The PQ is good in some scenes and look real bad in others, I try to change the setting on the PJ and the HDDVD, nothing happened:scratch:


----------



## FlashJim (May 6, 2006)

Otto said:


> Weird. I've never experienced that with a DVD -- fading in/out audio.
> 
> But your post did inspire me to put in on my Netflix list. Hope it's a decent movie at least.
> 
> Thanks!


I personally love the movie. I think he makes a great Bond.

The odd thing is I went back to the sections where it goes in and out and it does it in the exact same spots every time. I've never seen a dvd do this.


----------



## Sonnie (Apr 11, 2006)

Rodny Alvarez said:


> I didn't have problems with the sound but my disk is full screen and is only playing it at 4.3 not 16.9:scratch: whats up with that?
> The PQ is good in some scenes and look real bad in others, I try to change the setting on the PJ and the HDDVD, nothing happened:scratch:


It may be one of those dual format disk... fullscreen on one side and widescreen on the other. Try flipping it over.


----------



## Rodny Alvarez (Apr 25, 2006)

Sonnie said:


> It may be one of those dual format disk... fullscreen on one side and widescreen on the other. Try flipping it over.


Its not dual format! 
You can buy it full screen or wide screen!


----------



## Rodny Alvarez (Apr 25, 2006)

FlashJim!! is your movie full or wide screen???


----------



## Prof. (Oct 20, 2006)

FlashJim said:


> I personally love the movie. I think he makes a great Bond.
> 
> The odd thing is I went back to the sections where it goes in and out and it does it in the exact same spots every time. I've never seen a dvd do this.

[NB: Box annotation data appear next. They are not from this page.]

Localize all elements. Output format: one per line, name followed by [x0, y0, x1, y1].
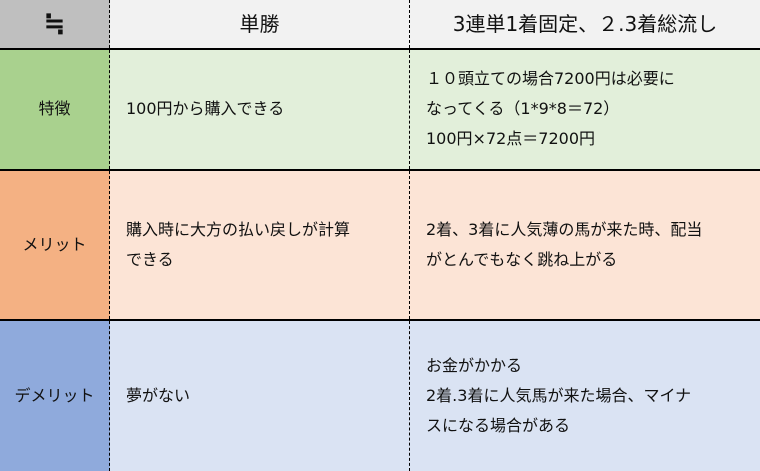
cell-line: 2着.3着に人気馬が来た場合、マイナ	[426, 386, 692, 406]
header-row: ≒ 単勝 3連単1着固定、２.3着総流し	[0, 0, 760, 50]
header-sanrentan: 3連単1着固定、２.3着総流し	[409, 0, 760, 50]
cell-tansho: 購入時に大方の払い戻しが計算 できる	[109, 168, 410, 321]
table-row-merits: メリット 購入時に大方の払い戻しが計算 できる 2着、3着に人気薄の馬が来た時、…	[0, 168, 760, 321]
row-label: 特徴	[0, 48, 110, 170]
cell-sanrentan: 2着、3着に人気薄の馬が来た時、配当 がとんでもなく跳ね上がる	[409, 168, 760, 321]
cell-line: お金がかかる	[426, 356, 523, 376]
cell-line: スになる場合がある	[426, 416, 571, 436]
row-label: デメリット	[0, 319, 110, 471]
cell-sanrentan: １０頭立ての場合7200円は必要に なってくる（1*9*8＝72） 100円×7…	[409, 48, 760, 170]
cell-line: できる	[126, 250, 174, 270]
cell-tansho: 100円から購入できる	[109, 48, 410, 170]
cell-line: １０頭立ての場合7200円は必要に	[426, 69, 675, 89]
row-label: メリット	[0, 168, 110, 321]
cell-line: 100円×72点＝7200円	[426, 129, 596, 149]
cell-tansho: 夢がない	[109, 319, 410, 471]
cell-sanrentan: お金がかかる 2着.3着に人気馬が来た場合、マイナ スになる場合がある	[409, 319, 760, 471]
cell-line: がとんでもなく跳ね上がる	[426, 250, 618, 270]
header-corner: ≒	[0, 0, 110, 50]
cell-line: 購入時に大方の払い戻しが計算	[126, 220, 351, 240]
cell-line: 2着、3着に人気薄の馬が来た時、配当	[426, 220, 703, 240]
table-row-demerits: デメリット 夢がない お金がかかる 2着.3着に人気馬が来た場合、マイナ スにな…	[0, 319, 760, 471]
cell-line: 夢がない	[126, 386, 191, 406]
cell-line: なってくる（1*9*8＝72）	[426, 99, 620, 119]
header-tansho: 単勝	[109, 0, 410, 50]
table-row-features: 特徴 100円から購入できる １０頭立ての場合7200円は必要に なってくる（1…	[0, 48, 760, 170]
cell-line: 100円から購入できる	[126, 99, 285, 119]
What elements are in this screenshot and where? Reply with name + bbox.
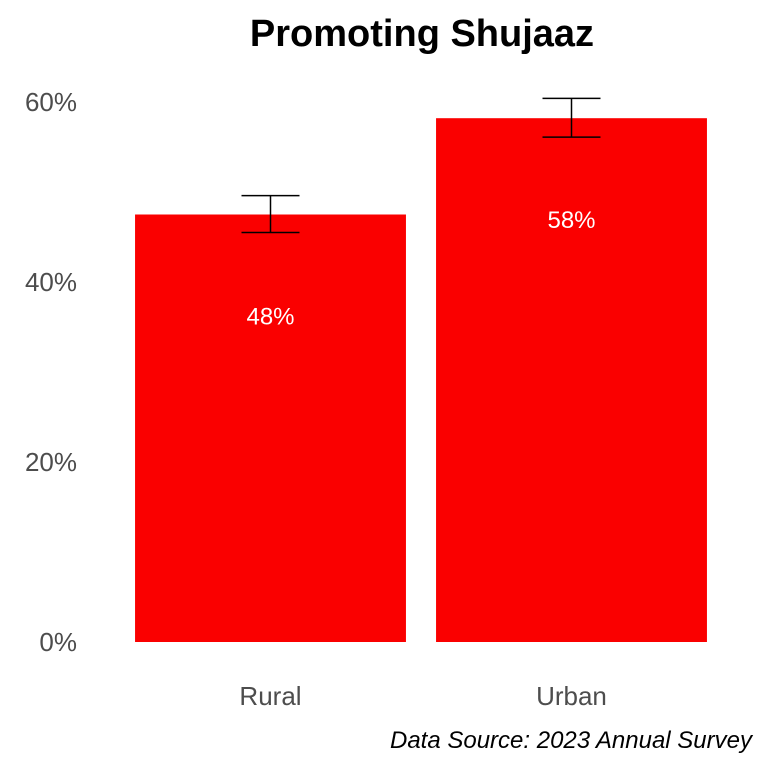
- error-bar-urban: [542, 97, 601, 138]
- bars-layer: [135, 118, 707, 642]
- bar-rural: [135, 214, 406, 642]
- y-tick-label: 0%: [39, 627, 77, 657]
- x-tick-label-rural: Rural: [239, 681, 301, 711]
- y-tick-label: 20%: [25, 447, 77, 477]
- y-axis: 0% 20% 40% 60%: [25, 87, 77, 657]
- x-tick-label-urban: Urban: [536, 681, 607, 711]
- data-labels-layer: 48% 58%: [246, 207, 595, 330]
- y-tick-label: 60%: [25, 87, 77, 117]
- chart-title: Promoting Shujaaz: [250, 13, 594, 55]
- chart-caption: Data Source: 2023 Annual Survey: [390, 727, 754, 754]
- error-bar-rural: [241, 194, 300, 234]
- x-axis: Rural Urban: [239, 681, 606, 711]
- data-label-rural: 48%: [246, 304, 294, 331]
- bar-urban: [436, 118, 707, 642]
- error-bars-layer: [241, 97, 601, 234]
- data-label-urban: 58%: [547, 207, 595, 234]
- y-tick-label: 40%: [25, 267, 77, 297]
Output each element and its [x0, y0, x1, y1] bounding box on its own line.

I had the same thing with Jurassic Park 3, when playing it in DD...The sound would fade as they were about to be launched off the boat, and several other places as well..Same places every time..
I switched to the DTS version, and it played perfectly...


----------



## mikeb (Oct 22, 2006)

Prof. said:


> I had the same thing with Jurassic Park 3, when playing it in DD...The sound would fade as they were about to be launched off the boat, and several other places as well..Same places every time..
> I switched to the DTS version, and it played perfectly...


Proving the superiority of DTS once again.:bigsmile: :bigsmile:


----------



## Prof. (Oct 20, 2006)

Spot on...:T

Although the movie I watched last night has made me re-think my opinion of DD..
I just bought an R1 version of "The Red Planet", and the bass made me jump for the remote volume...
My screen wall was vibrating and buzzing!!!...I didn't even have that happening with WOTW!!
Why can't they make more DD versions like that?


----------



## khellandros66 (Jun 7, 2006)

Ya know what bugs me, is I had problems with Die Another Day, where lipsync was off in the DTS track, same with my copy of Labyrinth on Superdisc, off topic i know but really was alot like my issues.

~Bobby


----------